Kannenberg (kop) l Der Wäscheplatz sei das beste Beispiel, sagt Robert Placzeck. Das Grün vor den Gemeindewohnungen im Kannenberger roten langen Backsteingebäude ist komplett zugewachsen. "Das reicht seit neuestem so weit, dass sich die Brombeeren ausbreiten", so Placzeck, der im Nebengebäude wohnt. Das Dorfbild würde durch das wilde Wachstum "extrem verschandelt". Und das betreffe auch weitere Gemeindeflächen. Früher sei gemäht worden, heute nicht mehr. "Es kann doch nicht angehen, dass kleine Dörfer so vernachlässigt werden. Ich glaube nicht, dass es am Dorfplatz Iden soweit kommen würde", äußert sich der Kannenberger gegenüber der Volksstimme.

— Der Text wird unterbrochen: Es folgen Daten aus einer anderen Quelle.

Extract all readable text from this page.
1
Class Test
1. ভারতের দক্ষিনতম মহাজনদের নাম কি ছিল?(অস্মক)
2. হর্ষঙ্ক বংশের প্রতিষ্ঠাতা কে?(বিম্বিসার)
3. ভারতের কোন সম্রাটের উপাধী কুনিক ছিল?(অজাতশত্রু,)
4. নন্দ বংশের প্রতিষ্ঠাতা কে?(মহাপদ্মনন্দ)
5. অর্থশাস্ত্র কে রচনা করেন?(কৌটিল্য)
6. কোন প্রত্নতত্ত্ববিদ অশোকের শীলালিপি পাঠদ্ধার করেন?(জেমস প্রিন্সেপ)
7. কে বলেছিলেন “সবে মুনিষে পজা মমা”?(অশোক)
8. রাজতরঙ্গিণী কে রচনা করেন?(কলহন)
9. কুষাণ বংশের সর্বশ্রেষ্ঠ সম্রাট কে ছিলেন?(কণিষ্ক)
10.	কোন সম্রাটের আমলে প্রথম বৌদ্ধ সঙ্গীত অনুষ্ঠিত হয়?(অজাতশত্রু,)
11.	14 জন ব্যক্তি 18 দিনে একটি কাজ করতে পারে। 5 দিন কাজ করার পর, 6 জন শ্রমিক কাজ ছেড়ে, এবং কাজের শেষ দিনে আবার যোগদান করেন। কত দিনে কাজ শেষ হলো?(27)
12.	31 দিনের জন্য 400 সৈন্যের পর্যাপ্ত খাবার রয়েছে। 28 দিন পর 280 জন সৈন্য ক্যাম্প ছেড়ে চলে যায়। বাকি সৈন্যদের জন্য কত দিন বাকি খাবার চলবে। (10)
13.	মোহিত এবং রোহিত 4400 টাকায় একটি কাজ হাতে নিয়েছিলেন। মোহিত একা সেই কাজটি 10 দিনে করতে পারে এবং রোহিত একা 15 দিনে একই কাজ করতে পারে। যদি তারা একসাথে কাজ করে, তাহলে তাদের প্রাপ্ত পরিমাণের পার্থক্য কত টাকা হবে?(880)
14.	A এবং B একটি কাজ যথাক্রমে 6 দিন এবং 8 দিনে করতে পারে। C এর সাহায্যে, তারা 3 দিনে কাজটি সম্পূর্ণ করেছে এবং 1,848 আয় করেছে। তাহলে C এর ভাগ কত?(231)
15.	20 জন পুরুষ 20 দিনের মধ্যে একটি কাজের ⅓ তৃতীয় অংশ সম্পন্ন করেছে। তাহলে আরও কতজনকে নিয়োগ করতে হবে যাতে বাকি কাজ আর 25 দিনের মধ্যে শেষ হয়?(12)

Bürgermeister Norbert Kuhlmann wundert sich darüber, dass der Kannenberger seinen Unmut nicht bei ihm kund tut. "Das wäre doch der erste Weg." Kuhlmanns Nachfrage bei der Wohnungsverwaltung habe ergeben, dass die besagten Flächen vorher laut Absprache von einer Anwohnerin gemäht wurden. "Vielleicht ist das jetzt nicht mehr so, da müsste man nachforschen", so Kuhlmann. Dass die kleinen Ortschaften vernachlässigt würden, schiebt er vehement von sich. Er verweist allein auf die sanierte Zufahrtsstraße nach Kannenberg. Im nächsten Gemeinderat ist eine Ortsbefahrung vorgesehen - natürlich auch in die kleinen Ortsteile.

Falls sich die Gemeinde nicht kümmert, habe Placzeck schon einen Plan B in der Tasche. "Mein Pony Harry würde sich sicherlich über ein bisschen zusätzliches Grün freuen." Die Gemeinde könnte sich ja mit einem Rundballen Heu erkenntlich zeigen.